Sebelumnya, Jasa Marga telah mencatat sebanyak 1.454.010 kendaraan telah kembali ke wilayah Jakarta, Bogor, Tangerang, dan Bekasi (Jabotabek) periode H1 Lebaran (31 Maret 2025) hingga H+5 Lebaran (6 April 2025).
Diketahui, angka tersebut merupakan angka kumulatif arus lalu lintas (lalin) dari empat gerbang tol (GT) utama, yaitu GT Cikupa (dari arah Merak), GT Ciawi (dari arah Puncak), dan GT Cikampek Utama (dari arah Trans Jawa), dan GT Kalihurip Utama serta GT Fungsional Japek II Selatan (dari arah Bandung).
“Total volume lalin yang kembali ke wilayah Jabotabek ini meningkat 50,1% jika dibandingkan lalin normal sekitar 968.414 kendaraan. Untuk distribusi lalu lintas kembali ke Jabotabek dari tiga arah, yaitu dengan mayoritas sebanyak 831.107 kendaraan (57,2%) dari arah Timur (Trans Jawa dan Bandung), 330.759 kendaraan (22,7%) dari arah Barat (Merak), dan 292.144 kendaraan (20,1%) dari arah Selatan (Puncak),” kata Lisye beberapa waktu lalu.
Mudik ke arah timur (Trans-Jawa & Bandung)
Untuk lalin kembali ke Jabotabek dari arah Trans-Jawa melalui GT Cikampek Utama Jalan Tol Jakarta-Cikampek (Japek) sebanyak 507.229 kendaraan, meningkat sebesar 168,9% dari lalin normal.

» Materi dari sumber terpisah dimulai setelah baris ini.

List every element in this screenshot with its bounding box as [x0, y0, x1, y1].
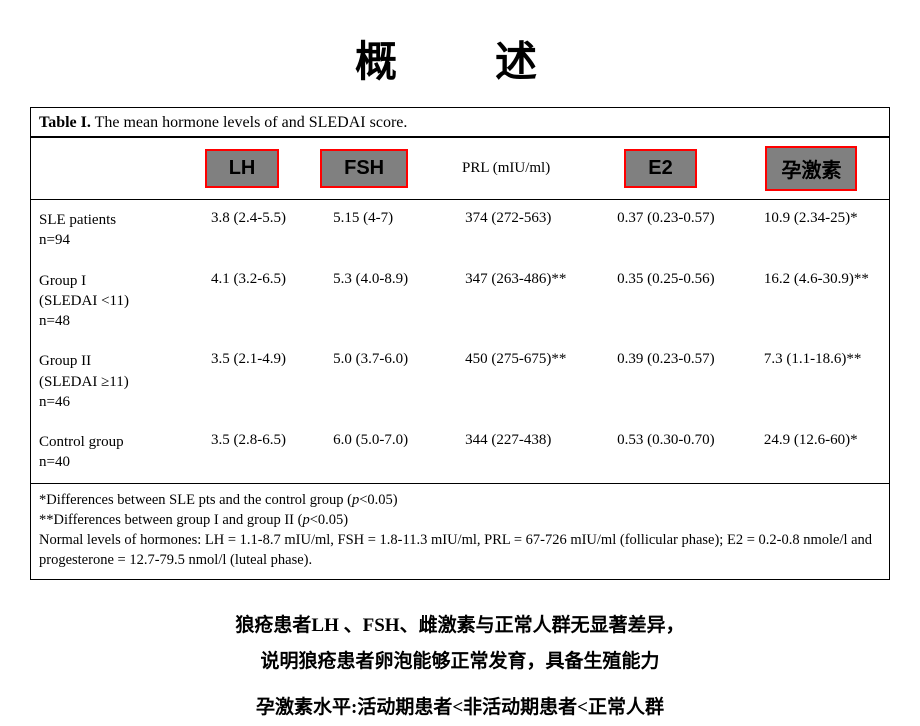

Sedangkan, lalin kembali ke Jabotabek dari arah Bandung melalui GT Kalihurip Utama Jalan Tol Cipularang dan GT Fungsional Japek II Selatan tercatat sejumlah 323.878 kendaraan, naik sebesar 48,3% dari lalin normal.
Baca Juga
“Total lalin kembali ke Jabotabek dari arah Trans-Jawa dan Bandung tersebut adalah sebanyak 831.107 kendaraan, meningkat sebesar 104,2% dari lalin normal,” sebut Lisye.
Mudik ke arah barat (Merak)
Dikatakan Lisye, arus lalin kembali ke Jabotabek dari arah Merak melalui GT Cikupa Jalan Tol Tangerang-Merak sebanyak 330.759 kendaraan, meningkat sekitar 1,3% dari lalin normal.
Mudik ke arah selatan (Puncak)
Sementara itu, jumlah kendaraan yang kembali ke Jabotabek dari arah Puncak melalui GT Ciawi Jalan Tol Jagorawi sebanyak 292.144 kendaraan, naik sebesar 24,4% dari lalin normal.